‘I can make that play.’ Why Josh Giddey won’t hesitate in the Chicago Bulls’ next clutch game.

CLEVELAND — With 4.6 seconds left on the clock against the New York Knicks at Madison Square Garden, Josh Giddey hesitated.

It’s not a normal feeling for Giddey. He likes to take risks, to make passes that no other player on the court could even visualize. And as Zach LaVine curled around a screen from Nikola Vučević to charge up the paint completely unmarked, Giddey already had pulled the ball back over his head with both hands in preparation to whip a lob to the backside for a game-tying dunk.

And then he second-guessed himself.

Giddey watched it back again and again — on the bus ride back to the hotel, in a film session the following day after the one-point win — and every time he saw the same thing. LaVine was open. Wide open. Karl-Anthony Towns didn’t even turn his head to slow the guard down on the way to the rim. Mikal Bridges tripped off Vučević’s screen, planting one palm on the court as he scrambled to stay upright. And LaVine even jumped half-heartedly at the low block, head turned in anticipation for a pass that never came.

At any other point in the game, Giddey would have thrown the pass. If he had turned it over, fine. He could live with it. But with 4.9 seconds left on the clock, there was only one reason Giddey could find for not making the pass: doubt.

“I just didn’t want to risk the game on that,” Giddey said. “Watching it on film, it was easy to see. And we ended up winning the game, so I can’t even be that mad about it. But if we had to run the play again and Zach was that wide open, I’d throw him the ball every time.”

Like Giddey said, it all worked out. He inbounded the ball instead to Coby White, who drew a foul while shooting from behind the arc and sank the three ensuing free throws necessary to win the game. The Bulls snuck out with a well-earned win.

Giddey doesn’t like to linger on any individual play for too long — that type of hindsight is poisonous to a point guard. But this was one of his first clutch opportunities with the Bulls. And he missed it. And in that moment, his hesitation highlighted a key concern for the offense.

The Bulls are not taking care of the ball. Even as they continue to find meager success through their heightened pace and almost exaggerated 3-point shooting growth, the offense is consistently hampered by the burden of self-inflicted mistakes. The Bulls are averaging 16.6 turnovers per game on the season, the eighth-highest number in the NBA.

Losing Lonzo Ball to yet another injury only worsened the problem. The turnover tally has only grown as the season progresses, with the Bulls averaging 18.6 in their last five games — the second-worst number in the league trailing only the Portland Trail Blazers. At this rate, the Bulls will land among the bottom five teams in a matter of weeks.

Giddey characterizes many of these mistakes as “carelessness” that could be avoided. Yet despite averaging 2.7 turnovers per game on his own, the guard doesn’t want to be weighed down with concern.

His current turnover tally is an uptick from last season — he averaged 2.1 per game — but that feels natural in a heightened role as a starting point guard and primary playmaker.

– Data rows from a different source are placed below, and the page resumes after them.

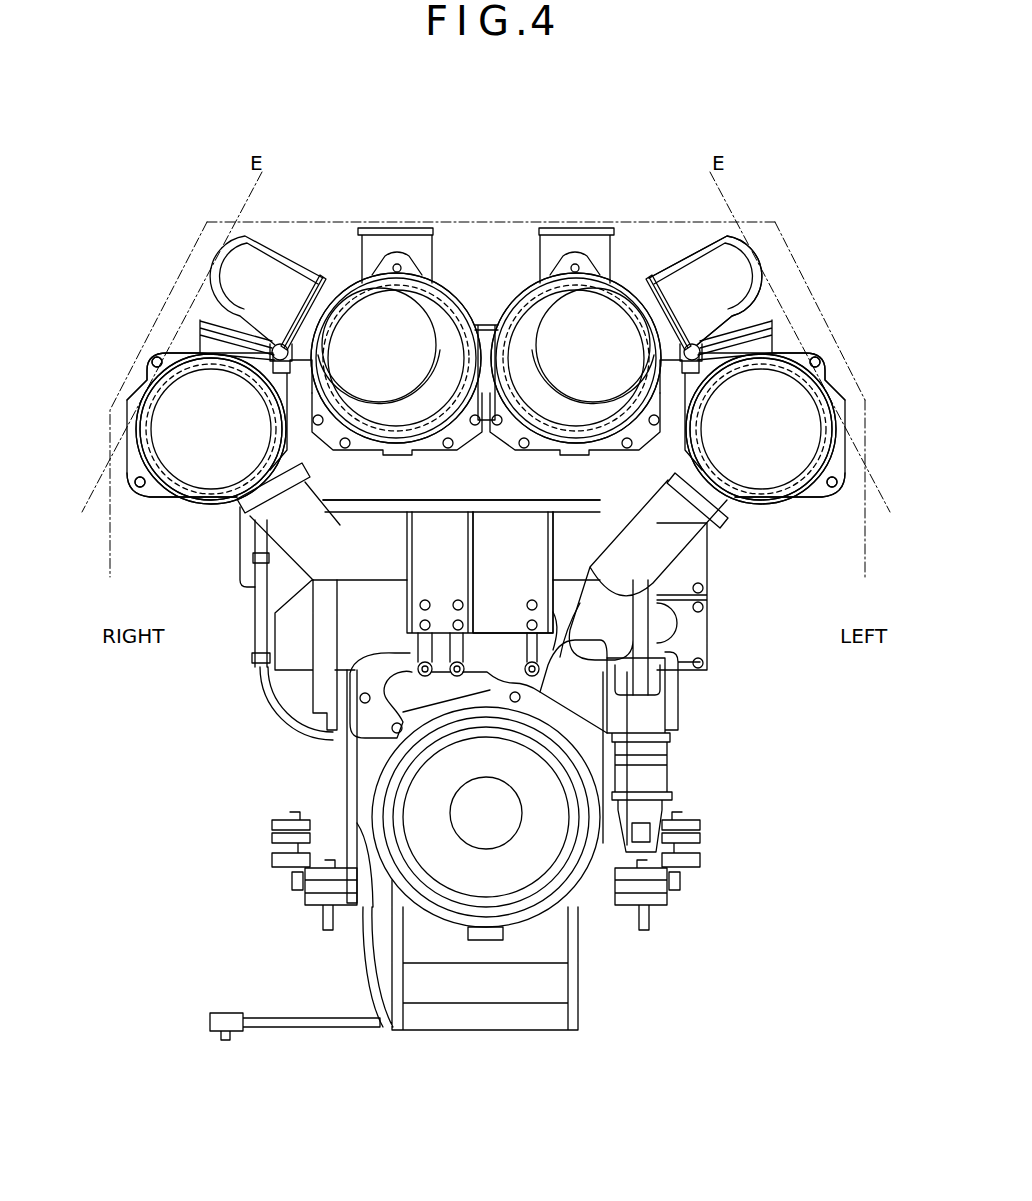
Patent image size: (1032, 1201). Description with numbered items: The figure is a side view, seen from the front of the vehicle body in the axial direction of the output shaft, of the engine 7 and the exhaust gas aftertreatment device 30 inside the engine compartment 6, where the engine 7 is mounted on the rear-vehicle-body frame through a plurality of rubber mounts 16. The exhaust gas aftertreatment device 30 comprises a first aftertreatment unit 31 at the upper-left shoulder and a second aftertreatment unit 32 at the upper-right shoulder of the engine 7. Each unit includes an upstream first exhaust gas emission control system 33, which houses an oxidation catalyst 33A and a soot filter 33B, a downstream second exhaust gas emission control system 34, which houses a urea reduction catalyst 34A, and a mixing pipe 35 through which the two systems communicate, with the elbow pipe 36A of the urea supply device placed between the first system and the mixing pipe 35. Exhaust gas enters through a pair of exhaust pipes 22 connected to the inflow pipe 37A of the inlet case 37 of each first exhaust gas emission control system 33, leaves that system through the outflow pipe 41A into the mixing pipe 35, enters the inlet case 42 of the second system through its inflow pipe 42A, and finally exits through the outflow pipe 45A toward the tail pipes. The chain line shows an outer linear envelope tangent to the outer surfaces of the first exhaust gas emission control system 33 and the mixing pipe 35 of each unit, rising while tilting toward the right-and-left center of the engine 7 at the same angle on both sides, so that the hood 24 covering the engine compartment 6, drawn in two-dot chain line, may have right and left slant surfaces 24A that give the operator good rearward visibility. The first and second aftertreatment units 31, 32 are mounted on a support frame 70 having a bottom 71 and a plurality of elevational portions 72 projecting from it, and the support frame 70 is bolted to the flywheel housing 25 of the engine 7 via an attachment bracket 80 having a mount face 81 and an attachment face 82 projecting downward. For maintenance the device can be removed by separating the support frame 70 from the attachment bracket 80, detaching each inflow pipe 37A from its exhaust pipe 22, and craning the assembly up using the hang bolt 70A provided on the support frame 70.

The engine compartment 6 is at (818, 585).
The engine 7 is at (612, 160).
The rubber mounts 16 is at (272, 860).
The exhaust pipes 22 is at (290, 535).
The hood 24 is at (485, 222).
The slant surfaces 24A is at (825, 300).
The flywheel housing 25 is at (580, 700).
The exhaust gas aftertreatment device 30 is at (326, 206).
The first aftertreatment unit 31 is at (810, 347).
The second aftertreatment unit 32 is at (176, 319).
The first exhaust gas emission control system 33 is at (162, 420).
The oxidation catalyst 33A is at (205, 501).
The soot filter 33B is at (486, 453).
The second exhaust gas emission control system 34 is at (518, 325).
The urea reduction catalyst 34A is at (395, 456).
The mixing pipe 35 is at (215, 255).
The elbow pipe 36A is at (215, 300).
The inlet case 37 is at (160, 445).
The inflow pipe 37A is at (297, 478).
The outflow pipe 41A is at (208, 345).
The inlet case 42 is at (415, 300).
The inflow pipe 42A is at (338, 290).
The outflow pipe 45A is at (415, 236).
The support frame 70 is at (513, 572).
The hang bolt 70A is at (278, 343).
The bottom 71 is at (430, 497).
The elevational portions 72 is at (456, 540).
The attachment bracket 80 is at (488, 624).
The mount face 81 is at (480, 572).
The attachment face 82 is at (562, 614).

Giddey has already made major strides in his facilitation with the Bulls, where his average assists have skyrocketed from a career-low 4.8 per game last season up to a career-high 6.9 per game.

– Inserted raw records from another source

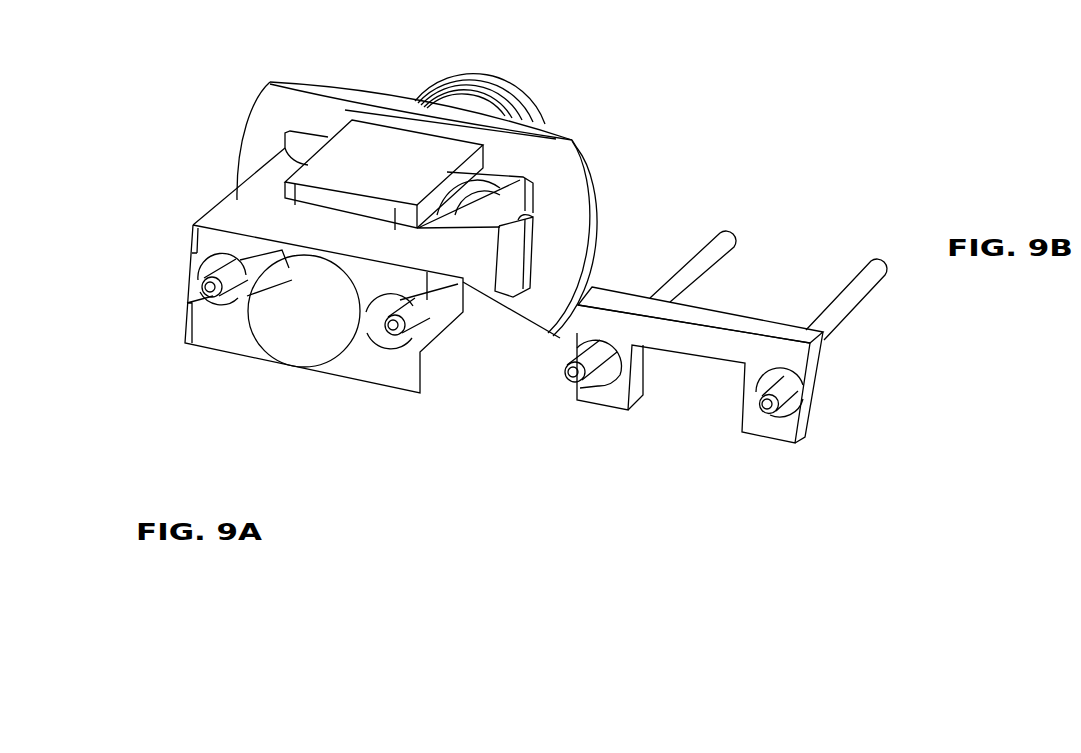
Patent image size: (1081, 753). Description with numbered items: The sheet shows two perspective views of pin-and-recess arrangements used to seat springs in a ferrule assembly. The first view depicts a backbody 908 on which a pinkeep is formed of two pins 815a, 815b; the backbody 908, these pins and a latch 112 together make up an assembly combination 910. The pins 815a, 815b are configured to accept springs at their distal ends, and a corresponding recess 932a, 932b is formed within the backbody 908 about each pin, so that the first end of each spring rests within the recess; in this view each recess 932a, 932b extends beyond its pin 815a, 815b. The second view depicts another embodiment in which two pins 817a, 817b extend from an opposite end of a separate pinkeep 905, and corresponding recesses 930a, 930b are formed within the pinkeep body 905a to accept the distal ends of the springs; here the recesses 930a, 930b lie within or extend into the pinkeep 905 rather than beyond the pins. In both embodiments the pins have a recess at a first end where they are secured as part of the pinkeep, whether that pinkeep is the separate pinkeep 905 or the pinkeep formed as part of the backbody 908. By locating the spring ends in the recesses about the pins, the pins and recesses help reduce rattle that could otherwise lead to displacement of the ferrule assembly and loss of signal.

In FIG. 9A, the backbody 908 is at (262, 198).
In FIG. 9A, the assembly combination 910 is at (646, 97).
In FIG. 9A, the latch 112 is at (508, 260).
In FIG. 9A, the pin 815a is at (210, 288).
In FIG. 9A, the pin 815b is at (398, 329).
In FIG. 9A, the recess 932a is at (230, 296).
In FIG. 9A, the recess 932b is at (391, 341).
In FIG. 9B, the pinkeep 905 is at (779, 285).
In FIG. 9B, the pinkeep body 905a is at (809, 345).
In FIG. 9B, the recess 930a is at (803, 383).
In FIG. 9B, the recess 930b is at (610, 369).
In FIG. 9B, the pin 817a is at (775, 401).
In FIG. 9B, the pin 817b is at (574, 377).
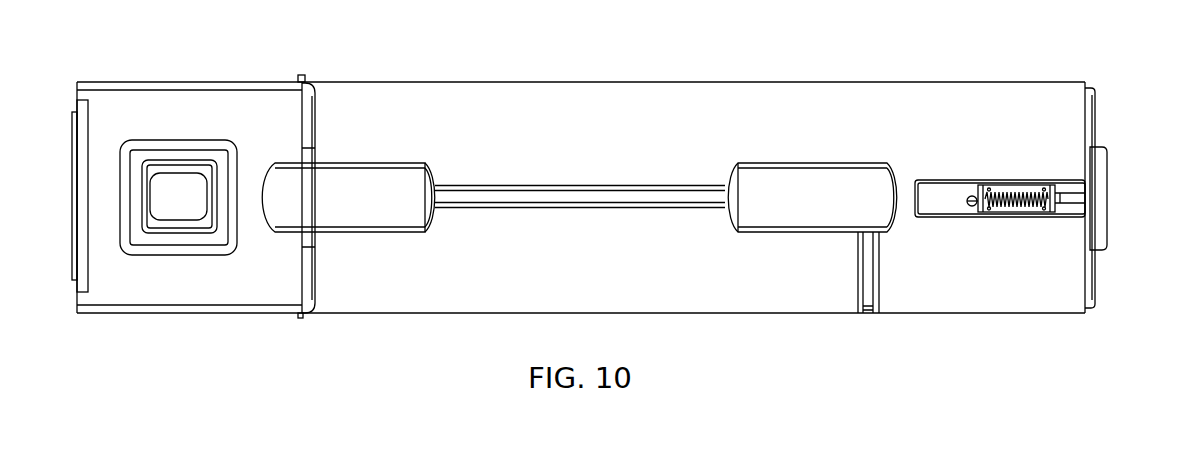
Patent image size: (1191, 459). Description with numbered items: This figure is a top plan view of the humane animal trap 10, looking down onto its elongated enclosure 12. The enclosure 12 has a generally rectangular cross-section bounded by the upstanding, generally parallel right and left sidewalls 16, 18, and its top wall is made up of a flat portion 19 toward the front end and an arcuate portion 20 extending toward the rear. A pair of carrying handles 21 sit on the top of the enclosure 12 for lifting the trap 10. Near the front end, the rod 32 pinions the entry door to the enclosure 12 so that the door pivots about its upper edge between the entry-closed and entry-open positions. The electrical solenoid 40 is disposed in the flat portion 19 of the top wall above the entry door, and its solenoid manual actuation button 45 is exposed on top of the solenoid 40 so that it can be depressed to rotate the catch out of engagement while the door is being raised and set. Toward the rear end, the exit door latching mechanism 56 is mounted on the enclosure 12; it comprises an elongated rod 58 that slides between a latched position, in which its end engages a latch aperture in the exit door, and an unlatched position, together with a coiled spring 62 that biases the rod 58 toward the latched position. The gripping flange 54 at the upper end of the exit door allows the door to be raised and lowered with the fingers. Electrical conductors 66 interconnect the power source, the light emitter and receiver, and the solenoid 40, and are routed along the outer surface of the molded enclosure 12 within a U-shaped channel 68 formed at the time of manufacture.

The animal trap 10 is at (646, 47).
The elongated enclosure 12 is at (226, 80).
The right sidewall 16 is at (403, 313).
The left sidewall 18 is at (403, 80).
The flat portion of top wall 19 is at (283, 290).
The arcuate portion of top wall 20 is at (616, 279).
The carrying handles 21 is at (368, 175).
The rod 32 is at (300, 318).
The electrical solenoid 40 is at (225, 141).
The solenoid manual actuation button 45 is at (178, 172).
The gripping flange 54 is at (1105, 172).
The latching mechanism 56 is at (1013, 188).
The elongated rod 58 is at (1072, 197).
The coiled spring 62 is at (1015, 205).
The electrical conductors 66 is at (698, 227).
The U-shaped channel 68 is at (580, 195).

While he’s dependable to make simple reads on boilerplate plays, a bulk of Giddey’s assist-rate is predicated on risky endeavors — one-handed skip passes, full-court heaves, savvy behind-the back slings.

“I’ve always loved throwing tough passes,” Giddey said. “The passes that I see, they don’t seem as tough to me. To the eye of a fan or somebody watching the game, they might seem like it’s an impossible pass. But the way I see it is like — I can make that play.”

But Wednesday night’s hesitation? That’s a greater concern to Giddey than any overly ambitious pass or mistimed lob.

After being benched by Oklahoma City in last year’s playoffs — primarily for his defense, but also for diminished 3-point shooting — Giddey wants to develop into a reliable clutch performer for the Bulls.

“I trust myself to make those types of plays,” Giddey said. “And sometimes that can be deemed careless — and they can be — but I guess we just can’t live and worry and play the game safely. I think that’s the one thing I’ve always done. I’ve always taken risks. Sometimes they pay off, sometimes they don’t, and I’m willing to live with that.”